State Rep. Kristine Howard has introduced a bill so extreme as to be almost unfathomable. House Bill 2304 removes health and safety protections for women, including the 24-hour waiting period, parental consent for minors, and informed consent required in current law. Worst of all, it eradicates the law protecting babies born alive after a failed abortion.
I was born alive after a failed abortion attempt. I lived when I was supposed to die, as a 31-week-old baby.
I grew up in Iowa, in a loving home knowing that I had been adopted by parents who loved me. I had a happy, normal childhood. At the age of fourteen, I found out that I had survived an abortion. What did it mean to survive something like this? Who was my birth mother? How could my birth mother give me up? These are only a few of the questions that I wrestled with for decades.
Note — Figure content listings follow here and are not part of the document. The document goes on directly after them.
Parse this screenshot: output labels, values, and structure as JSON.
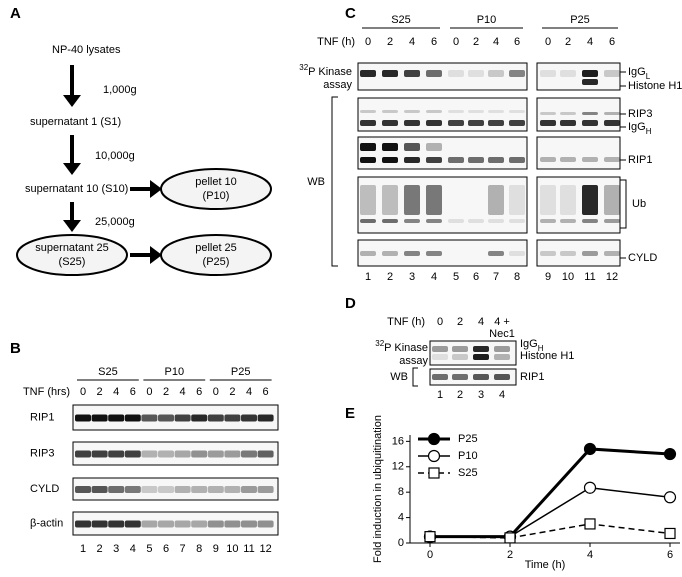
{
  "panel_a": {
    "label": "A",
    "lysate": "NP-40 lysates",
    "spin1": "1,000g",
    "s1": "supernatant 1 (S1)",
    "spin2": "10,000g",
    "s10": "supernatant 10 (S10)",
    "p10": [
      "pellet 10",
      "(P10)"
    ],
    "spin3": "25,000g",
    "s25": [
      "supernatant 25",
      "(S25)"
    ],
    "p25": [
      "pellet 25",
      "(P25)"
    ]
  },
  "panel_b": {
    "label": "B",
    "groups": [
      "S25",
      "P10",
      "P25"
    ],
    "treatment": "TNF (hrs)",
    "timepoints": [
      "0",
      "2",
      "4",
      "6",
      "0",
      "2",
      "4",
      "6",
      "0",
      "2",
      "4",
      "6"
    ],
    "blots": [
      "RIP1",
      "RIP3",
      "CYLD",
      "β-actin"
    ],
    "lanes": [
      "1",
      "2",
      "3",
      "4",
      "5",
      "6",
      "7",
      "8",
      "9",
      "10",
      "11",
      "12"
    ]
  },
  "panel_c": {
    "label": "C",
    "groups": [
      "S25",
      "P10",
      "P25"
    ],
    "treatment": "TNF (h)",
    "timepoints": [
      "0",
      "2",
      "4",
      "6",
      "0",
      "2",
      "4",
      "6",
      "0",
      "2",
      "4",
      "6"
    ],
    "assay": {
      "sup": "32",
      "text": "P Kinase",
      "line2": "assay"
    },
    "wb": "WB",
    "band_labels": [
      {
        "text": "IgG",
        "sub": "L"
      },
      {
        "text": "Histone H1"
      },
      {
        "text": "RIP3"
      },
      {
        "text": "IgG",
        "sub": "H"
      },
      {
        "text": "RIP1"
      },
      {
        "text": "Ub"
      },
      {
        "text": "CYLD"
      }
    ],
    "lanes": [
      "1",
      "2",
      "3",
      "4",
      "5",
      "6",
      "7",
      "8",
      "9",
      "10",
      "11",
      "12"
    ]
  },
  "panel_d": {
    "label": "D",
    "treatment": "TNF (h)",
    "conditions": [
      "0",
      "2",
      "4",
      "4 +"
    ],
    "inhibitor": "Nec1",
    "assay": {
      "sup": "32",
      "text": "P Kinase",
      "line2": "assay"
    },
    "wb": "WB",
    "band_labels": [
      {
        "text": "IgG",
        "sub": "H"
      },
      {
        "text": "Histone H1"
      },
      {
        "text": "RIP1"
      }
    ],
    "lanes": [
      "1",
      "2",
      "3",
      "4"
    ]
  },
  "chart_data": {
    "type": "line",
    "panel_label": "E",
    "x_label": "Time (h)",
    "y_label": "Fold induction in ubiquitination",
    "x": [
      0,
      2,
      4,
      6
    ],
    "xlim": [
      -0.5,
      6.25
    ],
    "xticks": [
      0,
      2,
      4,
      6
    ],
    "ylim": [
      0,
      17
    ],
    "yticks": [
      0,
      4,
      8,
      12,
      16
    ],
    "legend": "upper left",
    "series": [
      {
        "name": "P25",
        "color": "#000000",
        "marker": "circle",
        "filled": true,
        "dashed": false,
        "width": 3,
        "values": [
          1,
          1,
          14.8,
          14
        ]
      },
      {
        "name": "P10",
        "color": "#000000",
        "marker": "circle",
        "filled": false,
        "dashed": false,
        "width": 1.5,
        "values": [
          1,
          1,
          8.7,
          7.2
        ]
      },
      {
        "name": "S25",
        "color": "#000000",
        "marker": "square",
        "filled": false,
        "dashed": true,
        "width": 1.5,
        "values": [
          1,
          0.8,
          3,
          1.5
        ]
      }
    ]
  }
}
When my birth mother was 31 weeks pregnant, her mother – a prominent nurse at a local hospital in Sioux City, Iowa – forced her to have a saline-induced abortion to end my life. For days they injected a toxic solution into the amniotic fluid, a solution designed to poison and scald me until I was delivered dead. On the fifth day, I was born alive, but my birth mother was led to believe the abortion was successful. I was rushed to the neonatal intensive care unit, where, without my birth mother’s knowledge, I survived. I was later placed for adoption.
I always knew growing up that I was adopted, and my adoptive parents told me that I had survived a saline abortion, but the details became clearer after ten years of searching. After trying countless times to find my birth family through adoption records, I found the answer through my medical records. Within those papers, I discovered more details about my birth and read for the first time that a “saline abortion” had been “performed but was unsuccessful.” And I learned my birth parents’ names.
In 2016, I reunited with my birth mother, Ruth. I will never forget the pain in her eyes when we first met – a pain that my survival helped dull but could never erase. Ruth was led to believe that her abortion had been a success for over thirty years and that I didn’t exist. She was shocked to learn that I had survived the abortion. Ruth questioned how I could ever love her or forgive her. I’m grateful that I have been able to offer her unconditional love.
Today’s culture falsely declares that abortion is not just a choice but a right. It creates a narrative that a child who is aborted is unlovable and unwanted. I wish that our society valued unborn life. But how is it that we cannot all agree, at least, that our laws should protect babies after they are born?
The heartless policies of HB 2304 have no place in Pennsylvania or any state. I call on Democrats and Republicans alike to reject this measure.